Moneyball was written about baseball. It shows how the Oakland A's took an analytic approach (see sabermetrics) to evaluate players when everyone else was going off hunches and generalized stats. The A's were a small market team with a limited budget. To compete, they had to be smarter. They stopped thinking about buying players and focused on buying runs. By making decisions based on organizational productivity, they built a winning team at a fraction of the cost.
Some have called this the best book on marketing that's not about marketing. I'm one of them. Articles and posts applied the principles of the book to the concept of "Moneyball Marketing" where new technologies enable marketers to be smarter about their media planning and optimization. At the time the book came out, paid search was changing digital media and the new science of marketing was becoming just as important as the art.
Now its 8 years later and a feature film about the book is coming out next month. (see the trailer, it looks real good) Everyone is talking about Moneyball again, but a lot has changed in that time. Most baseball teams now have sabermetric analysts on staff and marketing departments are driven by ROI analysis.
But why don't more companies take the same approach to marketing in social media?
There are a million ways marketers can spend a lot of time and money in social media. New platforms and tools are popping up, existing ones are evolving and there are communities on just about every niche topic.

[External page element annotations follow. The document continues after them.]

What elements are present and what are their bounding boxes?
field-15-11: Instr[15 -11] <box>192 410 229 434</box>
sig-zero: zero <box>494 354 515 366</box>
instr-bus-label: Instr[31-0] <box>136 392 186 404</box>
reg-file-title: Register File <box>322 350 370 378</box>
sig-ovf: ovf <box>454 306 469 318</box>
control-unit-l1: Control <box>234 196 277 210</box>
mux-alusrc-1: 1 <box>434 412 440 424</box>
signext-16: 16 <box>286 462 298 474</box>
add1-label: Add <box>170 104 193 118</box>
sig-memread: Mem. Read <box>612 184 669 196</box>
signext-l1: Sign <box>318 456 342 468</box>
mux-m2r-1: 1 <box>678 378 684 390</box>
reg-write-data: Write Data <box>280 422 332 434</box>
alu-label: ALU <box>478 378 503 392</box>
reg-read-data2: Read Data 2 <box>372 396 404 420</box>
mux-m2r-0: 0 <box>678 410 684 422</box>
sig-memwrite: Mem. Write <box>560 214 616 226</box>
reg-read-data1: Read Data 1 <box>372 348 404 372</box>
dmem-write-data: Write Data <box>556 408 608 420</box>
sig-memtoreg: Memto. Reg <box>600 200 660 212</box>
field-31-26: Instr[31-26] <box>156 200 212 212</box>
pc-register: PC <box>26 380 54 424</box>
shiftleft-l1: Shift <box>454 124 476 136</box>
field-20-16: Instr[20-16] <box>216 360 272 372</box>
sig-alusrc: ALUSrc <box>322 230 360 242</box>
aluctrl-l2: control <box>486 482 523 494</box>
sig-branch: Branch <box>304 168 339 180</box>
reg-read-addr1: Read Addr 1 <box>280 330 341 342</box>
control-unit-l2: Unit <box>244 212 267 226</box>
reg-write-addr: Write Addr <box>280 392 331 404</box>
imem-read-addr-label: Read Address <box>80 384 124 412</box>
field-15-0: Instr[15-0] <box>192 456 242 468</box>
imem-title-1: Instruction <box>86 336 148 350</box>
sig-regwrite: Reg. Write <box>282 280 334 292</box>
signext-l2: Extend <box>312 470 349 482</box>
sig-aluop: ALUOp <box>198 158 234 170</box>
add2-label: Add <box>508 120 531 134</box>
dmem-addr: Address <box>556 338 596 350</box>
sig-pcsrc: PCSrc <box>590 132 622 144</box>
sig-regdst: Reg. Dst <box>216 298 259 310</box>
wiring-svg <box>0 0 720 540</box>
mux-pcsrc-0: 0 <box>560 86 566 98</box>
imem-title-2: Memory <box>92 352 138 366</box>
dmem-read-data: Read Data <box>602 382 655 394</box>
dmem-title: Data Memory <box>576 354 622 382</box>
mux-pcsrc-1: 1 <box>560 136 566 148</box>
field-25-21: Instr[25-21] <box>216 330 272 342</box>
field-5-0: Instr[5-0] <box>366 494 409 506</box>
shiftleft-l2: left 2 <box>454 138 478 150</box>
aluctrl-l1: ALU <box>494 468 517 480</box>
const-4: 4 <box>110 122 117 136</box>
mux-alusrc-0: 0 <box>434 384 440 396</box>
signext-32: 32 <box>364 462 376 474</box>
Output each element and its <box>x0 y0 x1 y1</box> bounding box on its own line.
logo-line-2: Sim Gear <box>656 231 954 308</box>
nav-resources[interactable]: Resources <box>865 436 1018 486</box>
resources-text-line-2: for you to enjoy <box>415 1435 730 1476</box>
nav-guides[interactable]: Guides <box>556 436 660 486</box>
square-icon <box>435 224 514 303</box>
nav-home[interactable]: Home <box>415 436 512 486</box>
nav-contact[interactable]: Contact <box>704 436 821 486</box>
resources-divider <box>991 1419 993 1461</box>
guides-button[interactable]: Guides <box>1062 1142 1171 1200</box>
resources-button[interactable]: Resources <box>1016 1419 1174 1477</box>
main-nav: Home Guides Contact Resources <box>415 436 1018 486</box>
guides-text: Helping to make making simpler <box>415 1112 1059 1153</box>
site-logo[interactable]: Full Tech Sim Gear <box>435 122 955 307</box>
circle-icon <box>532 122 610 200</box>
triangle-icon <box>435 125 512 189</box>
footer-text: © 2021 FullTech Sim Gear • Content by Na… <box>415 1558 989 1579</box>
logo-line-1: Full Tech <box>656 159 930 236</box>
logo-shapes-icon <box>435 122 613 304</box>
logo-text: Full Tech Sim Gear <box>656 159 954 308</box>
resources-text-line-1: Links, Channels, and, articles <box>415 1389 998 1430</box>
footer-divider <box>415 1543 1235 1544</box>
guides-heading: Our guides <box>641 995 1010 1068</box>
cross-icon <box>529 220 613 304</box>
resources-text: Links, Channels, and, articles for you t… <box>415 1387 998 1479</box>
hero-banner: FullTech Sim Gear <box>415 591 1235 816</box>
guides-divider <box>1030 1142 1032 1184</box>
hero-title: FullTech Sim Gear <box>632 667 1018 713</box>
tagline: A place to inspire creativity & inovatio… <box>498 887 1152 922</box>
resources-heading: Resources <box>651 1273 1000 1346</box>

Consumers are just as varied. Many follow brands quietly, other are looking for freebies, while some can be valuable and influential advocates for your brand.
Without reliable analysis, how do you determine where to spend your time and money? A lot of companies do it based on their gut, personal comfort levels and general metrics without a lot of meaning. The fact is tools and practices are in place for measuring advocacy, sales volume and ROI.
These are the Moneyball metrics of social media marketing. Focusing on these measurements will improve your marketing efficiency and generate more sales wins.